22 thoughts on “Pencil Balancer A Bit Noisy For Desk Use

  1. I was just thinking of the possibilities if you could scale this thing up! This would be fun if you could scale it all the way up for a person. Then sell it to the Tomato juice company V8 for a witty commercial. :)

  2. Scaling this up is easy, try balancing a pencil on a fingertip, then try balancing a broom on your nose.

    The broom is easier to do.

    Balancing larger objects is somewhat easy by comparison.

  3. I am just wondering if it is possible to get the accuracy tight enough to stabilize the pencils so that the motion is not as erratic.

    I imagine you would need finer control over the servos? Then again I am not exactly an engineer.

    If you could manage to get this thing scaled DOWN and accurate/quiet enough with cheap enough parts this thing would make an amazing desk toy in the future.

  4. RussWill, this is using a PD loop at 500Hz, the I component isn’t necessary for a system like this. Its probably oscillating because of the limited speed of the cameras and servos relative to the rapid movement of the pencil.

  5. This is much more impressive than the inverted pendulum demonstration many of us did in school. You’d have a fighting change at trying to balance those long rods on your finger — with a pencil it’s hopeless (at least for me).

    The PID controller is a great “first cut” controller because there’s easy physical intuition to how it works, and indeed it works well for many, many systems. For some systems it doesn’t work very well, however, especially if you have sensor or process noise you’d like to attenuate.

  6. If it was driven with voice coils like the head in a HDD it would be quiet and quick enough to seem motionless, maybe the lens positioners from a couple old cdrom drives could be hacked?

  7. Not two “ordinary” cameras… The “cameras” described in the linked web page are analog “retinas” that detect and report contrast changes of changed pixels only, at up to hundreds of “frames” per second, giving a small enough quantity of output data to be processed with only a small processing load. That is what allows detection speed fast enough to balance a pencil, which is too small for a human to balance.
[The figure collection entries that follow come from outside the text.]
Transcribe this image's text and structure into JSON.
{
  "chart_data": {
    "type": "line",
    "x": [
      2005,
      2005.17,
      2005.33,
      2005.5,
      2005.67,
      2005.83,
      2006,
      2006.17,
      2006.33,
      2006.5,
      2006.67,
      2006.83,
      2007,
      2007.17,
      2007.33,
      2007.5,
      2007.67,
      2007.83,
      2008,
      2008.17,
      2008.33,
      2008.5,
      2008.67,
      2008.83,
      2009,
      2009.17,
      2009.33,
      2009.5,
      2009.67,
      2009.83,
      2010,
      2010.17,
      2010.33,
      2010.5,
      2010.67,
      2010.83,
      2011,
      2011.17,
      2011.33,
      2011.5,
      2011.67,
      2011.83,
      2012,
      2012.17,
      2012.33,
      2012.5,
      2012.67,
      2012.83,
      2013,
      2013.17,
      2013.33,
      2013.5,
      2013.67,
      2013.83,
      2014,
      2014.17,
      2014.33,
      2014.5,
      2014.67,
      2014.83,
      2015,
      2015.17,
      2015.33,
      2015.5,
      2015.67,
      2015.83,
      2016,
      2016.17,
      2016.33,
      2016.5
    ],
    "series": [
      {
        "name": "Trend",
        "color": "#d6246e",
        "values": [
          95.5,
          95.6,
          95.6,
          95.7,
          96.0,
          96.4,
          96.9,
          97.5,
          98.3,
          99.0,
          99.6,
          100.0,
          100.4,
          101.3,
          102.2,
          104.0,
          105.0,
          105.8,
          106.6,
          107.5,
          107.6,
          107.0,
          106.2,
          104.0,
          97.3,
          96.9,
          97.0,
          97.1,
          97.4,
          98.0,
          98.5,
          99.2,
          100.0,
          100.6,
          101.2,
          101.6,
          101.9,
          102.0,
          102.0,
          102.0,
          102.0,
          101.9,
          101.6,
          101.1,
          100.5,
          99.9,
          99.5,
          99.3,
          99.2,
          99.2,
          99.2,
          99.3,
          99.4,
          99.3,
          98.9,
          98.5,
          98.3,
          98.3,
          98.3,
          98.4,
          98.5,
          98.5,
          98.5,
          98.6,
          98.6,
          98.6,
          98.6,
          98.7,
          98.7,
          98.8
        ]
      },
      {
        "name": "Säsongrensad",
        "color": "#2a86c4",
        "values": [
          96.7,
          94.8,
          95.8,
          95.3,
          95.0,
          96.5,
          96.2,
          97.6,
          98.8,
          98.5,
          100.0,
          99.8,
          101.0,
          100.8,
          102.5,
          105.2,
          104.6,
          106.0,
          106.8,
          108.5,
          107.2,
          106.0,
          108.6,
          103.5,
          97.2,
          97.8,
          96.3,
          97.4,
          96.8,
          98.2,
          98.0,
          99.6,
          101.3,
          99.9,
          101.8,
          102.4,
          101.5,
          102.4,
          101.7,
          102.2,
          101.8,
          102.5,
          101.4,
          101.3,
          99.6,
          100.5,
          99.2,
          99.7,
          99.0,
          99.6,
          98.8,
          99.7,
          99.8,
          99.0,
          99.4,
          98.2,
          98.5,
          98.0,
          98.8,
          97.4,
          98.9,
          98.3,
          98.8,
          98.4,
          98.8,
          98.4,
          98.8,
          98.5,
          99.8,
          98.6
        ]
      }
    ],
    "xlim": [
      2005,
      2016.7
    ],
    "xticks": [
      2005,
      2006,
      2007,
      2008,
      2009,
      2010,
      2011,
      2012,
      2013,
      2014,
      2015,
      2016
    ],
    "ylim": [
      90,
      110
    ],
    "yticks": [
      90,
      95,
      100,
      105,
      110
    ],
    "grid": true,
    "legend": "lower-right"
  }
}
  8. I think the erratic movement makes for a neat display of how it works. I dont know if the prosesor is just to slow or if its just bad math or just done on purpose but its much more interesting to watch than something perfectly balanced.
    Nice Work.

  9. @robwentworth

    i know loads of jugglers who can balance itens smaller than a pencil on their nose. teaspoons are quite popular. but i have seen a few people balancing cigarettes and once

    there even one guy who balances a juggling club on the top of his head, where he can’t actualy see it!!

    i read an article in Cascade (the european jugglers journal) a few years back that explained that the movements that a juggler makes are actually faster than the ammount of time it takes for the the brain to comunicate with the muscles. the cited a principle called “dynamic noise” that was apparently also used in the design of aircraft wings. apparently just adding a small random wiggle makes the whole system more stable.

  10. @Ewan
    The reason this works is that the ‘random’ but predictable noise can be compensated for by the control algorithm. A random, even if smaller, unpredictable noise is much harder to compensate for.

  11. 2psuedonymous:
    > A random, even if smaller, unpredictable noise is much harder to compensate for.
    I think we can use it as RNG in cryptography :-)

    i also guess that it’s possible to make it more stable using proper algorithms. but if it was 100% stable it would look like any other pencil holder, so the motion is cool – almost like lava lamp :-)

  12. Very cool project and I do agree with making operate more quietly as well as an algorithm to stabilize the pencil. The issue I have is with the writer/creator making poor comparisons.

    What is most bothersome about the article is the claim about how they are simulating an animal (human) eye to get data, but they use optical sensors at 90* of each other. What animal has eyes at 90* apart?

  13. Scale it up to a person? I can already stand up and don’t need to be madly corrected by external devices to keep standing up.

    Well maybe after a great many hours or drinks I might :)

    So scale it up and put a palace guard on it at the end of his shift you mean, or a brit or irishman when pubs close?